Vera Kundera, épouse et grand amour de l’écrivain franco-tchèque Milan Kundera (1929-2023), est décédée au Touquet (nord-est de la France) samedi 14 septembre. Dans cette ville qui lui était chère – le couple possédait depuis de nombreuses années un appartement donnant sur la plage, la même plage qui figure dans le roman de Kundera Identité (IdentitéGallimard, 1998) – elle avait passé quelques jours de repos dans un hôtel loin de Paris. C’est dans sa chambre qu’on l’a retrouvée sans vie au petit matin. Elle allait avoir 89 ans.
La connaissant, on aurait pu croire qu’elle était morte la veille, un vendredi 13, tant elle aimait les signes. Superstitieuse, elle les traquait en riant et les interprétait, jamais vraiment dupe, avec son accent délicieux et sa verve inimitable. Elle racontait souvent qu’avant de quitter « la Tchéco », elle avait consulté une diseuse de bonne aventure qui lui avait dit : « Petit Scorpion, tu ne mourras pas en Bohême. » Ces jours-ci, disait-elle, plus nostalgique que jamais de sa terre natale : « Je crains qu’il n’ait raison. »

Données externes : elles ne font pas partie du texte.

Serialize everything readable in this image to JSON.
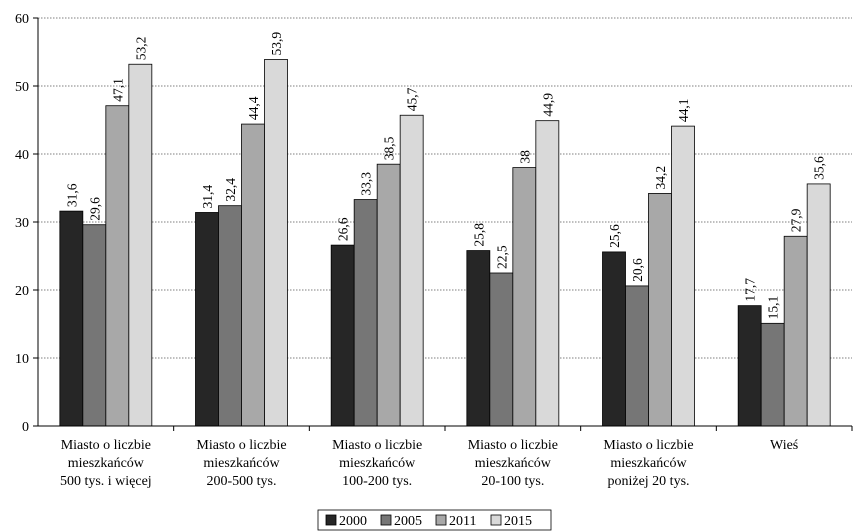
{
  "chart_data": {
    "type": "bar",
    "categories": [
      [
        "Miasto o liczbie",
        "mieszkańców",
        "500 tys. i więcej"
      ],
      [
        "Miasto o liczbie",
        "mieszkańców",
        "200-500 tys."
      ],
      [
        "Miasto o liczbie",
        "mieszkańców",
        "100-200 tys."
      ],
      [
        "Miasto o liczbie",
        "mieszkańców",
        "20-100 tys."
      ],
      [
        "Miasto o liczbie",
        "mieszkańców",
        "poniżej 20 tys."
      ],
      [
        "Wieś"
      ]
    ],
    "series": [
      {
        "name": "2000",
        "color": "#262626",
        "values": [
          31.6,
          31.4,
          26.6,
          25.8,
          25.6,
          17.7
        ],
        "labels": [
          "31,6",
          "31,4",
          "26,6",
          "25,8",
          "25,6",
          "17,7"
        ]
      },
      {
        "name": "2005",
        "color": "#767676",
        "values": [
          29.6,
          32.4,
          33.3,
          22.5,
          20.6,
          15.1
        ],
        "labels": [
          "29,6",
          "32,4",
          "33,3",
          "22,5",
          "20,6",
          "15,1"
        ]
      },
      {
        "name": "2011",
        "color": "#a8a8a8",
        "values": [
          47.1,
          44.4,
          38.5,
          38,
          34.2,
          27.9
        ],
        "labels": [
          "47,1",
          "44,4",
          "38,5",
          "38",
          "34,2",
          "27,9"
        ]
      },
      {
        "name": "2015",
        "color": "#d9d9d9",
        "values": [
          53.2,
          53.9,
          45.7,
          44.9,
          44.1,
          35.6
        ],
        "labels": [
          "53,2",
          "53,9",
          "45,7",
          "44,9",
          "44,1",
          "35,6"
        ]
      }
    ],
    "yticks": [
      "0",
      "10",
      "20",
      "30",
      "40",
      "50",
      "60"
    ],
    "ylim": [
      0,
      60
    ],
    "grid": true,
    "legend_position": "bottom-center"
  }
}
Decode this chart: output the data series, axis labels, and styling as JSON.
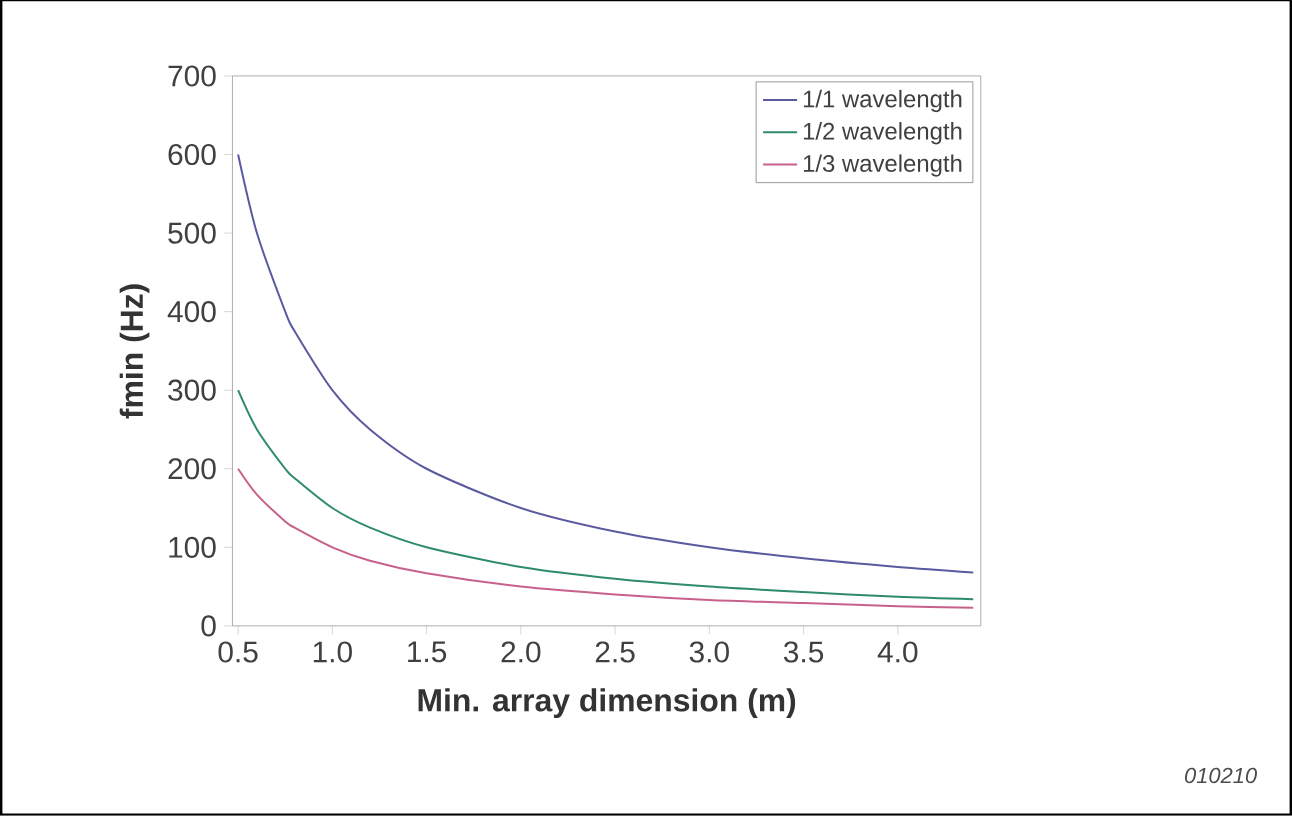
{
  "chart_data": {
    "type": "line",
    "xlabel": "Min. array dimension (m)",
    "ylabel": "fmin (Hz)",
    "annotations": [
      "010210"
    ],
    "xlim": [
      0.47,
      4.44
    ],
    "ylim": [
      0,
      700
    ],
    "xticks": [
      {
        "value": 0.5,
        "label": "0.5"
      },
      {
        "value": 1.0,
        "label": "1.0"
      },
      {
        "value": 1.5,
        "label": "1.5"
      },
      {
        "value": 2.0,
        "label": "2.0"
      },
      {
        "value": 2.5,
        "label": "2.5"
      },
      {
        "value": 3.0,
        "label": "3.0"
      },
      {
        "value": 3.5,
        "label": "3.5"
      },
      {
        "value": 4.0,
        "label": "4.0"
      }
    ],
    "yticks": [
      0,
      100,
      200,
      300,
      400,
      500,
      600,
      700
    ],
    "x": [
      0.5,
      0.6,
      0.75,
      0.8,
      1.0,
      1.2,
      1.5,
      2.0,
      2.5,
      3.0,
      3.5,
      4.0,
      4.4
    ],
    "series": [
      {
        "name": "1/1 wavelength",
        "color": "#5a5aa0",
        "values": [
          600,
          500,
          400,
          375,
          300,
          250,
          200,
          150,
          120,
          100,
          86,
          75,
          68
        ]
      },
      {
        "name": "1/2 wavelength",
        "color": "#2e8b6e",
        "values": [
          300,
          250,
          200,
          188,
          150,
          125,
          100,
          75,
          60,
          50,
          43,
          37,
          34
        ]
      },
      {
        "name": "1/3 wavelength",
        "color": "#c8608c",
        "values": [
          200,
          167,
          133,
          125,
          100,
          83,
          67,
          50,
          40,
          33,
          29,
          25,
          23
        ]
      }
    ],
    "legend": "top right",
    "grid": false,
    "marker": "none",
    "line_style": "solid"
  }
}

C’était une merveilleuse brune, élancée et toujours élégante. Née à Prague le 24 octobre 1935, Vera Hrabankova rencontre Milan Kundera en 1967, dans l’effervescence joyeuse du « Printemps de Prague ». Svelte, les cheveux très courts, elle ressemble à Jean Seberg et a six ans de moins qu’elle (qui a déjà été mariée très brièvement). Dans sa jeunesse, elle n’est guère heureuse. Alors qu’elle est encore enfant, sa mère l’abandonne, ainsi que son père et ses sœurs. À 12 ans, elle voit l’une d’entre elles, Eva, mourir sous ses yeux d’une méningite.
Son père a ensuite été injustement accusé de vouloir s’installer en Australie pour fuir la Tchécoslovaquie communiste. « Nous n’avions pas beaucoup d’argent à l’époque », nous raconte-t-elle dans Milan Kundera. Quelle drôle d’idée d’écrire (« Milan Kundera : quelle drôle d’idée d’écrire ! » Gallimard, 2023). « Nous louions une partie de notre appartement. Une Française qui louait chez nous prétendait que mon père voulait fuir illégalement. Elle est allée à la police et ils ont arrêté mon père. » Cela resta pour elle un traumatisme incurable, et elle ne pouvait s’empêcher de parler de son père adoré qui lui avait appris à lire à 6 ans et lui avait fait découvrir la poésie.
Contraint à l’exil
Pendant qu’il dépérit en prison, Vera est livrée à elle-même. A 16 ans, sans le sou, elle trouve un emploi dans une brasserie, comme Tereza dans L’insoutenable légèreté de l’être (L’insoutenable légèreté de l’êtreGallimard, 1984). Elle sert de la bière à la gare de Bruntal, en Moravie. « La poésie me faisait tenir le coup. » Elle mémorise des kilomètres de vers « pour ne pas devenir folle. » Elle se passionne pour Robert Desnos et Maxime Gorki, perfectionne sa diction et, en 1958, participe et remporte un concours local de poésie.